I am curious if there are uncertainties for 4km and 12km emissions using NEI2017, and if their uncertainties are different.
I tried to convert 4km to 1km and 12km to 1km for a small domain, higher emissions concentrate in urban regions in the former 1km emission than in the latter 1km emission.
Did you use anything to “texturize” the 1km emissions or did you assume that the emissions were uniformly distributed throughout the 4km and 12km grid cells?
Assuming a uniform distribution is a pretty approximate method because you are not using real world information to distributed the emissions, so if there is a big highway through the grid cell, you’ll spread out all of the emissions on the highway throughout the grid cell instead of putting them in the 1km cells where the highway actually is.
Similarly for point sources – you’ll spread out all the emissions for the point throughout the grid cell.
The best way to prepare emissions on a 1km grid is to create spatial surrogates from the “bottom up” on that 1km grid, and to process the point sources so they end up in the appropriate grid cells.
Thank you for your quick and detailed clarification!
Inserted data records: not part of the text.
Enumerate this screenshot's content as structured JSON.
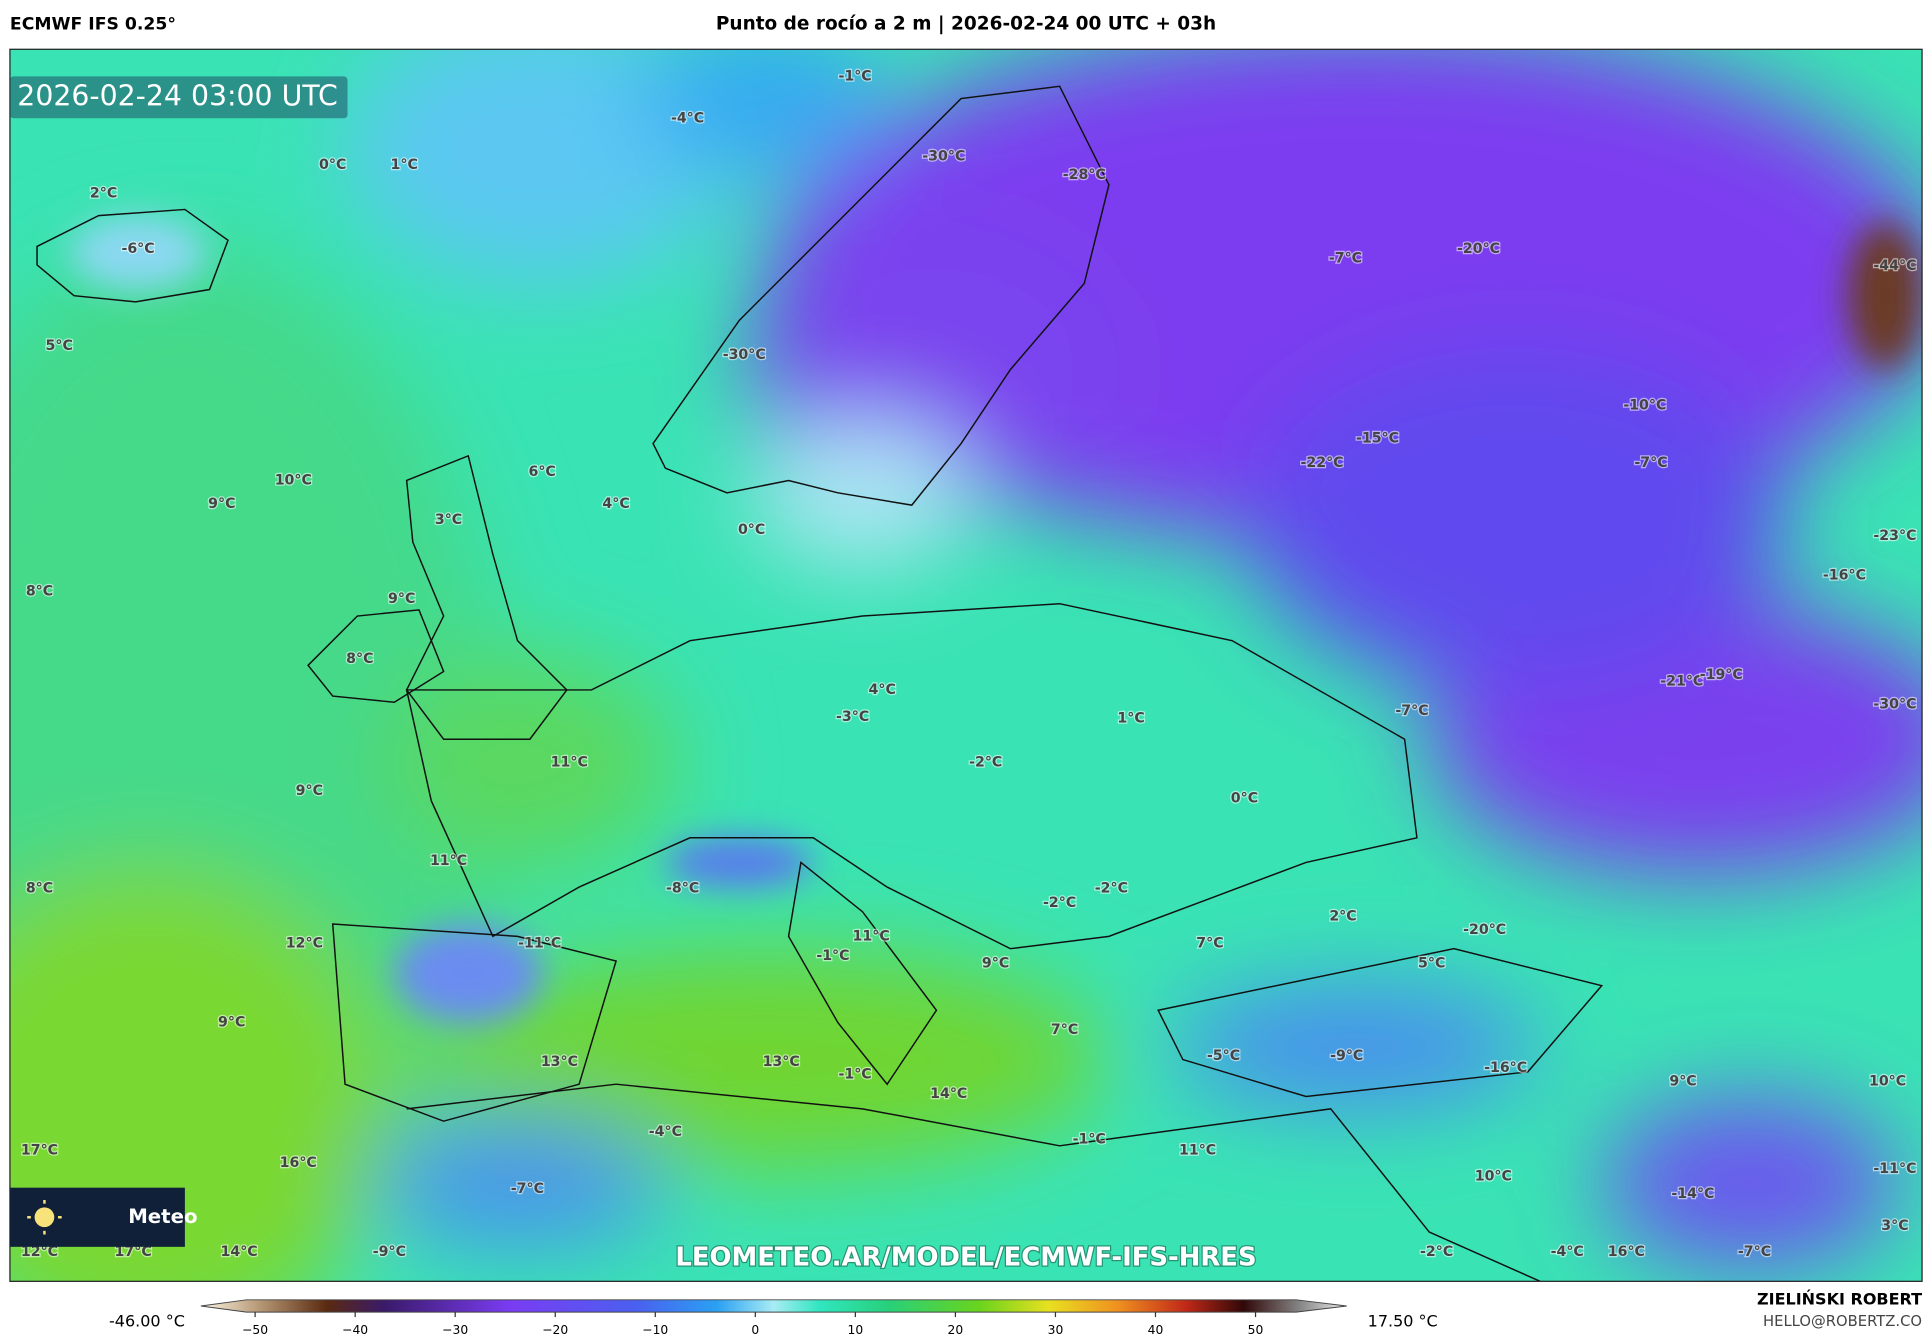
{
  "header": {
    "model": "ECMWF IFS 0.25°",
    "title": "Punto de rocío a 2 m | 2026-02-24 00 UTC + 03h"
  },
  "map": {
    "timestamp": "2026-02-24 03:00 UTC",
    "watermark": "LEOMETEO.AR/MODEL/ECMWF-IFS-HRES",
    "labels": [
      "-1°C",
      "-4°C",
      "0°C",
      "1°C",
      "2°C",
      "-6°C",
      "-30°C",
      "-28°C",
      "-7°C",
      "-20°C",
      "-44°C",
      "5°C",
      "-30°C",
      "-10°C",
      "-15°C",
      "-22°C",
      "-7°C",
      "10°C",
      "6°C",
      "9°C",
      "4°C",
      "3°C",
      "0°C",
      "-23°C",
      "-16°C",
      "8°C",
      "9°C",
      "8°C",
      "-21°C",
      "-19°C",
      "4°C",
      "-7°C",
      "-30°C",
      "-3°C",
      "1°C",
      "11°C",
      "-2°C",
      "9°C",
      "0°C",
      "11°C",
      "8°C",
      "-8°C",
      "-2°C",
      "-2°C",
      "2°C",
      "-20°C",
      "12°C",
      "-11°C",
      "11°C",
      "-1°C",
      "7°C",
      "9°C",
      "5°C",
      "9°C",
      "7°C",
      "-5°C",
      "-9°C",
      "13°C",
      "13°C",
      "-1°C",
      "-16°C",
      "9°C",
      "10°C",
      "14°C",
      "-4°C",
      "-1°C",
      "11°C",
      "17°C",
      "16°C",
      "-11°C",
      "-7°C",
      "10°C",
      "-14°C",
      "3°C",
      "12°C",
      "17°C",
      "14°C",
      "-9°C",
      "-2°C",
      "-4°C",
      "16°C",
      "-7°C"
    ]
  },
  "logo": {
    "text": "Meteo"
  },
  "legend": {
    "min_label": "-46.00 °C",
    "max_label": "17.50 °C",
    "ticks": [
      {
        "value": -50,
        "label": "−50"
      },
      {
        "value": -40,
        "label": "−40"
      },
      {
        "value": -30,
        "label": "−30"
      },
      {
        "value": -20,
        "label": "−20"
      },
      {
        "value": -10,
        "label": "−10"
      },
      0,
      10,
      20,
      30,
      40,
      50
    ]
  },
  "credits": {
    "author": "ZIELIŃSKI ROBERT",
    "email": "HELLO@ROBERTZ.CO"
  }
}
I just interpolated emissions from 4km to 1km. I used 4km and 12km surrogates to generate 4km and 12km emissions. Does it mean 4km emissions are more accurate than 12km emissions for a small domain, although higher emissions concentrate on source regions?
I see, thank you for the reply and suggestion. Is it easy to generate 1km surrogate files? I may try to do that last year, but not succeed to install sth at the beginning.
It is very I/O intensive if you try to do it for the whole country. But for smaller domains, it is possible.
Keep in mind that not all of the surrogate input data may have such a detailed resolution, so you may get a sense of “false precision” for some surrogates.